The Crown case
8 The Crown case was that the victims (Gerard Paine, Daniel Banks, Patrick Banks and David Carlile) were attending a party at a community centre in St Marys. At about 10.30 pm some person or persons threw bottles (and possibly eggs) towards the people at the party. Some of the victims followed some people to Adelaide Street, St Marys, but lost sight of them. About that time, three or four men (who it was not suggested were the bottle throwers) came outside a house in Adelaide Street and had a conversation with two of the victims. At that stage none of those men appeared to be holding anything. Some of the victims started to walk away but then noticed a large group of people, some of whom were carrying "poles" running out of the driveway of the Adelaide Street house towards them.
9 One of the victims walked back towards the men who were initially out the front of the Adelaide Street house and "another ten guys". He had a short conversation with one of the males (allegedly one of the co-accused). He was then assaulted "at the gutter" of the road and suffered a number of injuries causing him to bleed profusely. He and the other victims ran to a park where they were attacked and suffered various injuries at the hands of persons they could not identify.
10 There was no dispute that the appellant had attended a party at the Adelaide Street house prior to the incident, or that he was present in the first group of males at the front of the house when the violence began. However, the Crown did not contend that all of the men at the Adelaide Street house, or all the men out the front of the house, joined a criminal enterprise to attack the victims.
11 As against the appellant, the Crown relied on the concept of joint criminal enterprise and evidence to establish the involvement of the appellant in that criminal enterprise.
12 The Crown case against the appellant was based on the evidence of a girl who was present at a party at the Adelaide Street house, Emily Spillane. She gave evidence that she had heard a person she was "pretty sure" was the appellant say that he was going to fight the males who had come to the front of the house, that she and another party-goer had immediately spoken with that person and attempted to dissuade him from that course, that the appellant then picked up a barbell and left through the back gate of the yard of the premises with three other men, who included the two co-accused.
13 The Crown also relied on DNA evidence. After the incident the police noticed two spots of what appeared to be blood on the appellant's shorts. DNA recovered from the appellant's pants was of the same profile as the DNA of one of the victims.
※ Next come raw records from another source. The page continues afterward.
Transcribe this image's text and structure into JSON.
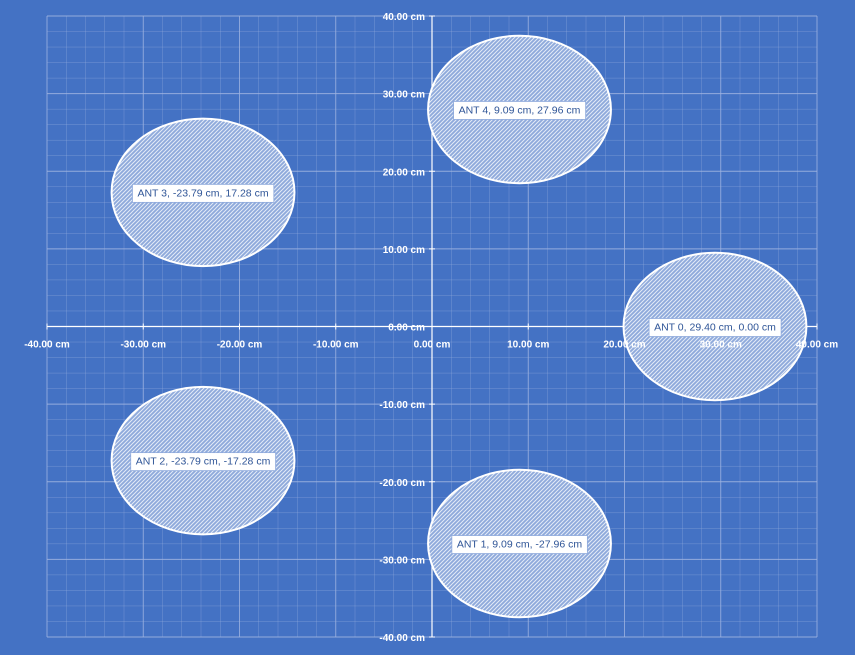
{
  "chart_data": {
    "type": "scatter",
    "xlim": [
      -40,
      40
    ],
    "ylim": [
      -40,
      40
    ],
    "unit": "cm",
    "x_ticks": [
      -40,
      -30,
      -20,
      -10,
      0,
      10,
      20,
      30,
      40
    ],
    "y_ticks": [
      40,
      30,
      20,
      10,
      0,
      -10,
      -20,
      -30,
      -40
    ],
    "x_tick_labels": [
      "-40.00 cm",
      "-30.00 cm",
      "-20.00 cm",
      "-10.00 cm",
      "0.00 cm",
      "10.00 cm",
      "20.00 cm",
      "30.00 cm",
      "40.00 cm"
    ],
    "y_tick_labels": [
      "40.00 cm",
      "30.00 cm",
      "20.00 cm",
      "10.00 cm",
      "0.00 cm",
      "-10.00 cm",
      "-20.00 cm",
      "-30.00 cm",
      "-40.00 cm"
    ],
    "grid": true,
    "minor_grid": true,
    "marker_radius": 9.5,
    "points": [
      {
        "label": "ANT 0, 29.40 cm, 0.00 cm",
        "x": 29.4,
        "y": 0.0
      },
      {
        "label": "ANT 1, 9.09 cm, -27.96 cm",
        "x": 9.09,
        "y": -27.96
      },
      {
        "label": "ANT 2, -23.79 cm, -17.28 cm",
        "x": -23.79,
        "y": -17.28
      },
      {
        "label": "ANT 3, -23.79 cm, 17.28 cm",
        "x": -23.79,
        "y": 17.28
      },
      {
        "label": "ANT 4, 9.09 cm, 27.96 cm",
        "x": 9.09,
        "y": 27.96
      }
    ]
  },
  "colors": {
    "background": "#4472C4",
    "grid": "#9DB3E0",
    "axis": "#FFFFFF",
    "marker_fill": "#B4C7E7",
    "marker_stroke": "#FFFFFF",
    "label_box": "#FFFFFF",
    "label_text": "#2F5597"
  }
}
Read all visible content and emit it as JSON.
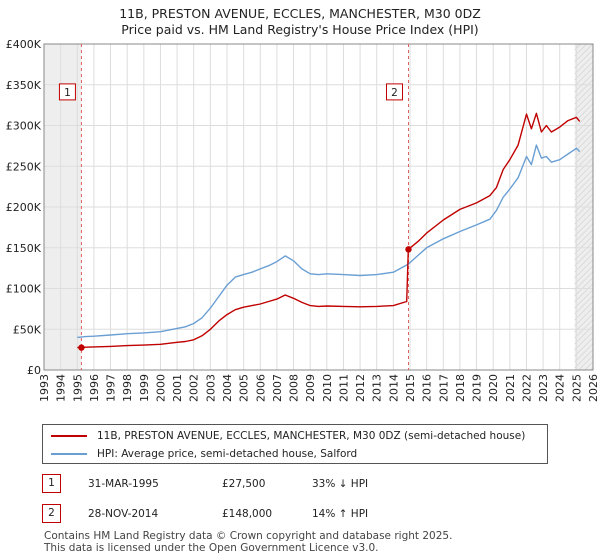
{
  "title_line1": "11B, PRESTON AVENUE, ECCLES, MANCHESTER, M30 0DZ",
  "title_line2": "Price paid vs. HM Land Registry's House Price Index (HPI)",
  "legend": {
    "property_label": "11B, PRESTON AVENUE, ECCLES, MANCHESTER, M30 0DZ (semi-detached house)",
    "hpi_label": "HPI: Average price, semi-detached house, Salford"
  },
  "sales": [
    {
      "num": "1",
      "date": "31-MAR-1995",
      "price": "£27,500",
      "hpi_diff": "33% ↓ HPI"
    },
    {
      "num": "2",
      "date": "28-NOV-2014",
      "price": "£148,000",
      "hpi_diff": "14% ↑ HPI"
    }
  ],
  "footer_line1": "Contains HM Land Registry data © Crown copyright and database right 2025.",
  "footer_line2": "This data is licensed under the Open Government Licence v3.0.",
  "colors": {
    "property": "#c00000",
    "hpi": "#6a9fd4",
    "grid": "#dddddd",
    "marker_line": "#e06060"
  },
  "chart_data": {
    "type": "line",
    "xlim": [
      1993,
      2026
    ],
    "ylim": [
      0,
      400000
    ],
    "yticks": [
      0,
      50000,
      100000,
      150000,
      200000,
      250000,
      300000,
      350000,
      400000
    ],
    "ytick_labels": [
      "£0",
      "£50K",
      "£100K",
      "£150K",
      "£200K",
      "£250K",
      "£300K",
      "£350K",
      "£400K"
    ],
    "xticks": [
      "1993",
      "1994",
      "1995",
      "1996",
      "1997",
      "1998",
      "1999",
      "2000",
      "2001",
      "2002",
      "2003",
      "2004",
      "2005",
      "2006",
      "2007",
      "2008",
      "2009",
      "2010",
      "2011",
      "2012",
      "2013",
      "2014",
      "2015",
      "2016",
      "2017",
      "2018",
      "2019",
      "2020",
      "2021",
      "2022",
      "2023",
      "2024",
      "2025",
      "2026"
    ],
    "grid": true,
    "series": [
      {
        "name": "HPI: Average price, semi-detached house, Salford",
        "x": [
          1995.0,
          1995.5,
          1996.0,
          1997.0,
          1998.0,
          1999.0,
          2000.0,
          2001.0,
          2001.5,
          2002.0,
          2002.5,
          2003.0,
          2003.5,
          2004.0,
          2004.5,
          2005.0,
          2005.5,
          2006.0,
          2006.5,
          2007.0,
          2007.5,
          2008.0,
          2008.5,
          2009.0,
          2009.5,
          2010.0,
          2011.0,
          2012.0,
          2013.0,
          2014.0,
          2014.9,
          2015.5,
          2016.0,
          2017.0,
          2018.0,
          2019.0,
          2019.8,
          2020.2,
          2020.6,
          2021.0,
          2021.5,
          2022.0,
          2022.3,
          2022.6,
          2022.9,
          2023.2,
          2023.5,
          2024.0,
          2024.5,
          2025.0,
          2025.2
        ],
        "values": [
          40000,
          41000,
          41500,
          43000,
          44500,
          45500,
          47000,
          51000,
          53000,
          57000,
          64000,
          76000,
          90000,
          104000,
          114000,
          117000,
          120000,
          124000,
          128000,
          133000,
          140000,
          134000,
          124000,
          118000,
          117000,
          118000,
          117000,
          116000,
          117000,
          120000,
          130000,
          141000,
          150000,
          161000,
          170000,
          178000,
          185000,
          196000,
          212000,
          222000,
          236000,
          262000,
          252000,
          276000,
          260000,
          262000,
          255000,
          258000,
          265000,
          272000,
          268000
        ]
      },
      {
        "name": "11B, PRESTON AVENUE, ECCLES, MANCHESTER, M30 0DZ (semi-detached house)",
        "x": [
          1995.0,
          1995.5,
          1996.0,
          1997.0,
          1998.0,
          1999.0,
          2000.0,
          2001.0,
          2001.5,
          2002.0,
          2002.5,
          2003.0,
          2003.5,
          2004.0,
          2004.5,
          2005.0,
          2005.5,
          2006.0,
          2006.5,
          2007.0,
          2007.5,
          2008.0,
          2008.5,
          2009.0,
          2009.5,
          2010.0,
          2011.0,
          2012.0,
          2013.0,
          2014.0,
          2014.8,
          2014.9,
          2015.5,
          2016.0,
          2017.0,
          2018.0,
          2019.0,
          2019.8,
          2020.2,
          2020.6,
          2021.0,
          2021.5,
          2022.0,
          2022.3,
          2022.6,
          2022.9,
          2023.2,
          2023.5,
          2024.0,
          2024.5,
          2025.0,
          2025.2
        ],
        "values": [
          27500,
          28000,
          28300,
          29000,
          30000,
          30500,
          31500,
          34000,
          35000,
          37000,
          42000,
          50000,
          60000,
          68000,
          74000,
          77000,
          79000,
          81000,
          84000,
          87000,
          92000,
          88000,
          83000,
          79000,
          78000,
          78500,
          78000,
          77500,
          78000,
          79000,
          84000,
          148000,
          158000,
          168000,
          184000,
          197000,
          205000,
          214000,
          224000,
          246000,
          258000,
          276000,
          314000,
          296000,
          315000,
          292000,
          300000,
          292000,
          298000,
          306000,
          310000,
          305000
        ]
      }
    ],
    "sale_markers": [
      {
        "label": "1",
        "x": 1995.25,
        "value": 27500
      },
      {
        "label": "2",
        "x": 2014.91,
        "value": 148000
      }
    ],
    "shaded_ranges": [
      [
        1993,
        1995.25
      ],
      [
        2024.9,
        2026
      ]
    ]
  }
}
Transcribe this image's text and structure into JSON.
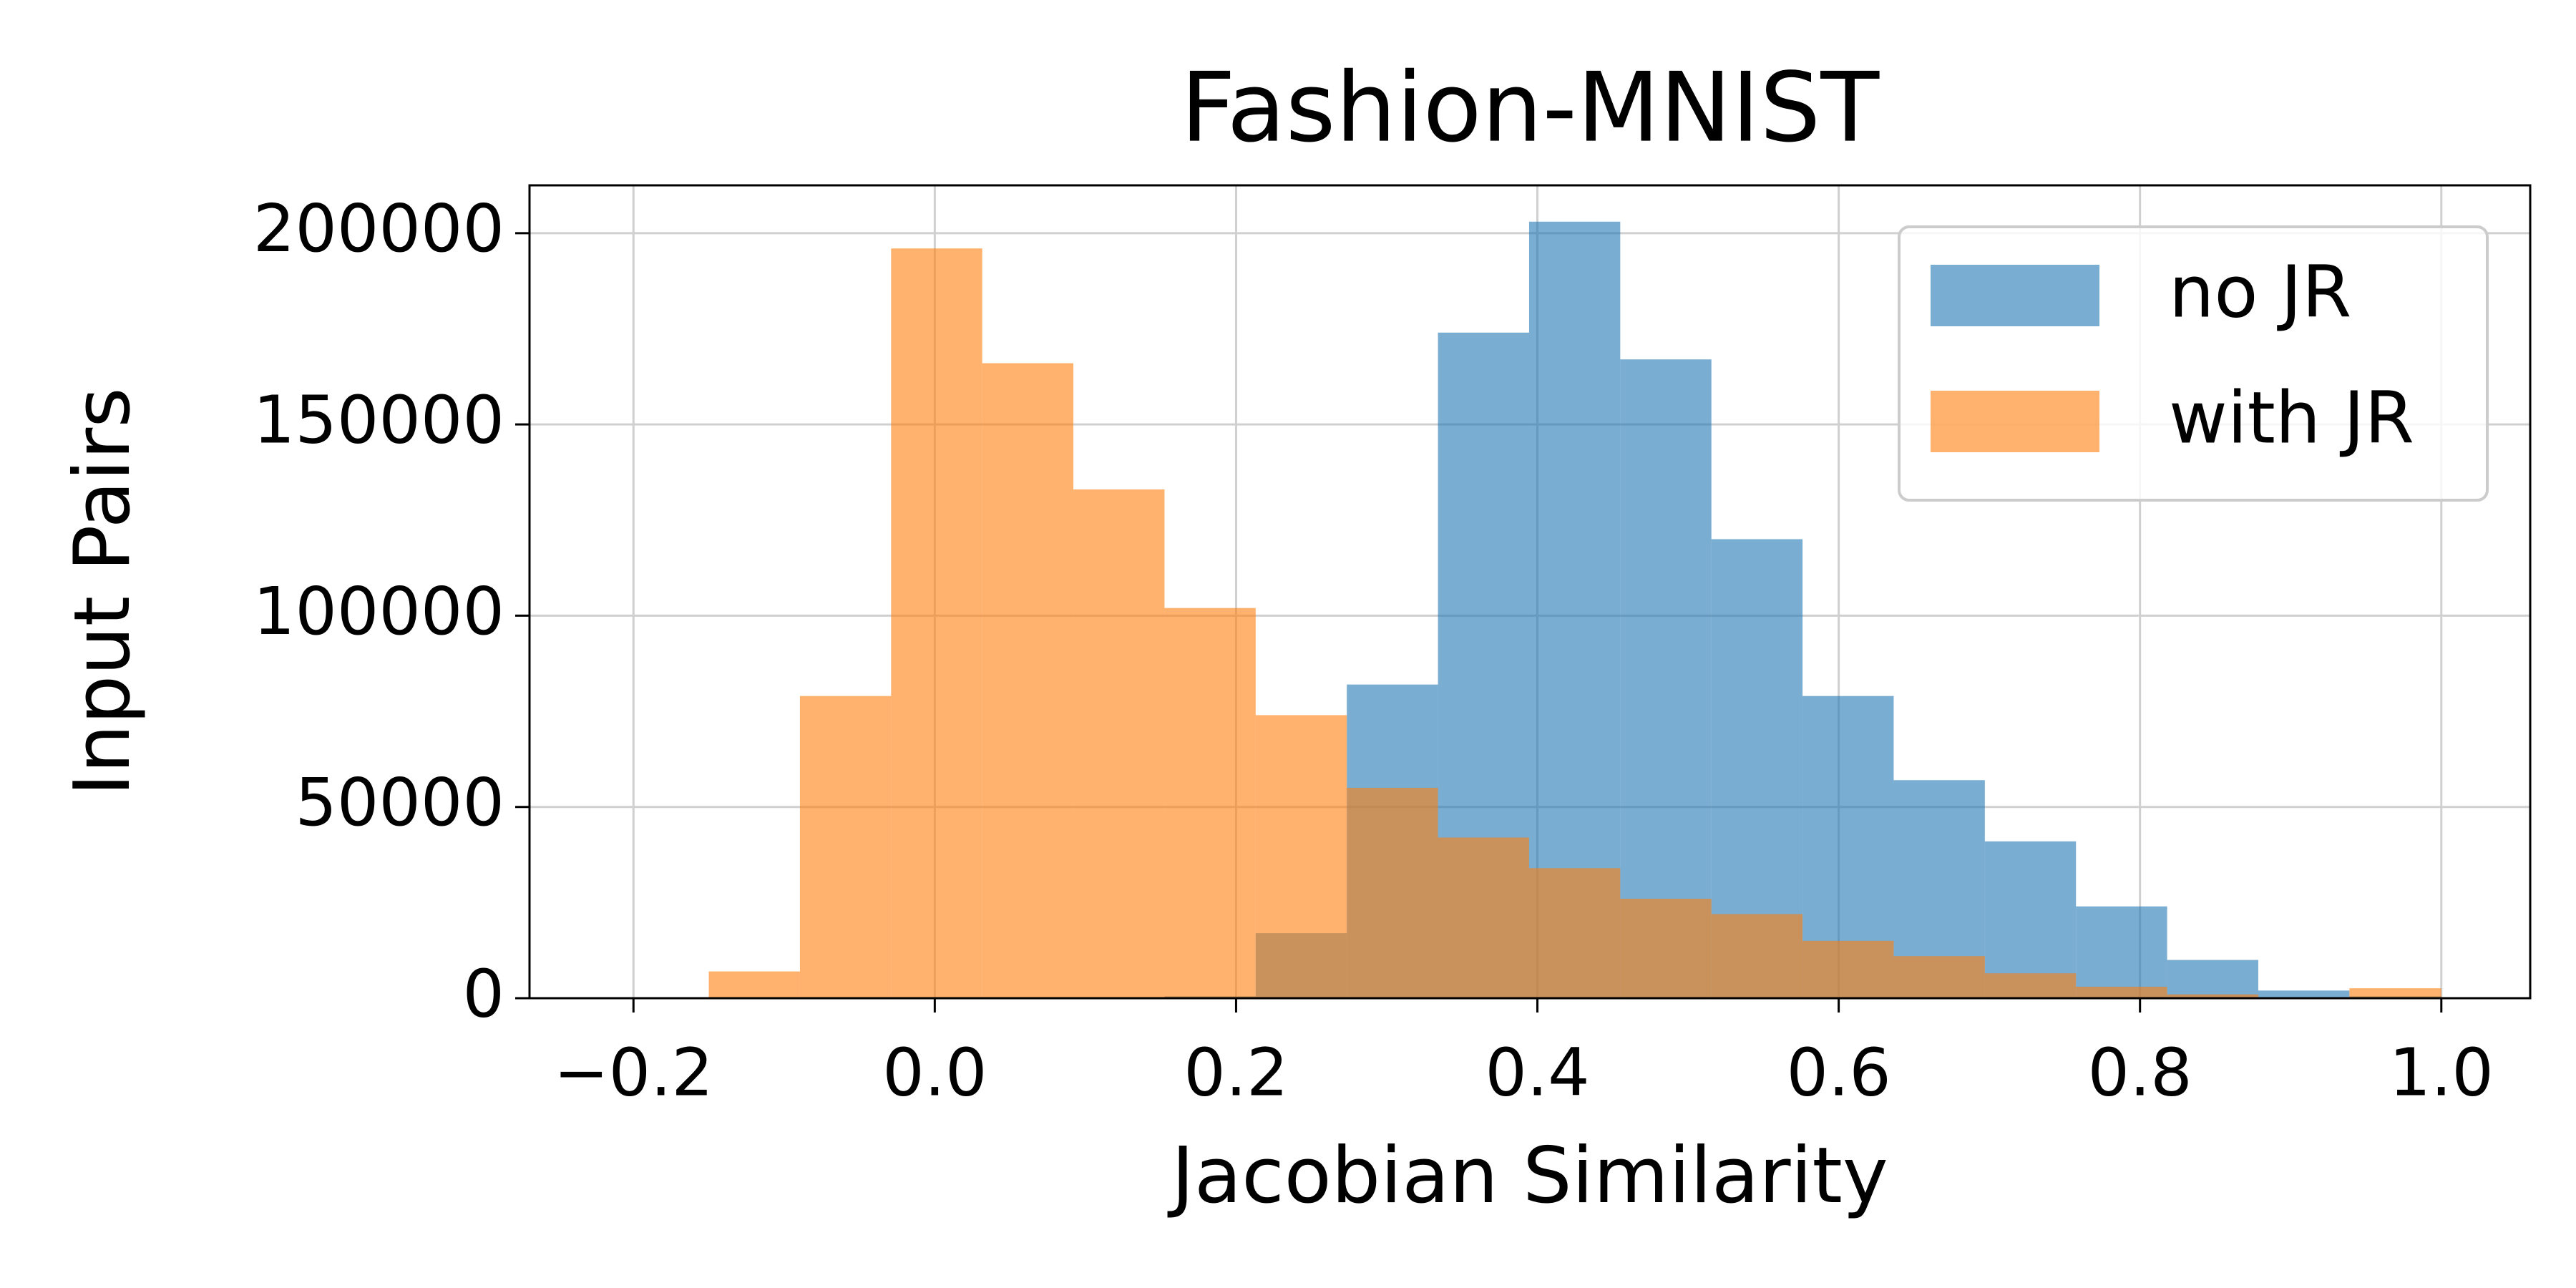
{
  "chart_data": {
    "type": "histogram",
    "title": "Fashion-MNIST",
    "xlabel": "Jacobian Similarity",
    "ylabel": "Input Pairs",
    "bins": [
      -0.15,
      -0.0895,
      -0.029,
      0.0315,
      0.092,
      0.1525,
      0.213,
      0.2735,
      0.334,
      0.3945,
      0.455,
      0.5155,
      0.576,
      0.6365,
      0.697,
      0.7575,
      0.818,
      0.8785,
      0.939,
      1.0
    ],
    "series": [
      {
        "name": "no JR",
        "color": "#1f77b4",
        "values": [
          0,
          0,
          0,
          0,
          0,
          500,
          17000,
          82000,
          174000,
          203000,
          167000,
          120000,
          79000,
          57000,
          41000,
          24000,
          10000,
          2000,
          500
        ]
      },
      {
        "name": "with JR",
        "color": "#ff7f0e",
        "values": [
          7000,
          79000,
          196000,
          166000,
          133000,
          102000,
          74000,
          55000,
          42000,
          34000,
          26000,
          22000,
          15000,
          11000,
          6500,
          3000,
          1000,
          0,
          2600
        ]
      }
    ],
    "opacity": 0.6,
    "xlim": [
      -0.269,
      1.059
    ],
    "ylim": [
      0,
      212500
    ],
    "xticks": [
      {
        "value": -0.2,
        "label": "−0.2"
      },
      {
        "value": 0,
        "label": "0.0"
      },
      {
        "value": 0.2,
        "label": "0.2"
      },
      {
        "value": 0.4,
        "label": "0.4"
      },
      {
        "value": 0.6,
        "label": "0.6"
      },
      {
        "value": 0.8,
        "label": "0.8"
      },
      {
        "value": 1,
        "label": "1.0"
      }
    ],
    "yticks": [
      0,
      50000,
      100000,
      150000,
      200000
    ],
    "grid": true,
    "legend": "upper right"
  }
}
The Crown led evidence that the DNA on the shorts likely came from blood.
The defence case
14 The defence case was, in summary, that:
(a) Ms Spillane was not certain that it was the appellant who was the person who said and did the things she referred to in her evidence; accordingly the jury must have had a reasonable doubt whether it was him;
(b) two witnesses testified that the appellant went out to the front of the house as part of the first group without anything in his hands; and
(c) the DNA evidence could only tend to prove that the appellant was standing nearby when the victim was struck and did not prove that he was involved in a joint criminal enterprise.
15 Accordingly, the defence case was that the jury should have had a reasonable doubt that the appellant walked to the front of the Adelaide Street house intending to fight or armed with a bar, and so should have had a reasonable doubt as to whether he joined a joint criminal enterprise to attack the victims.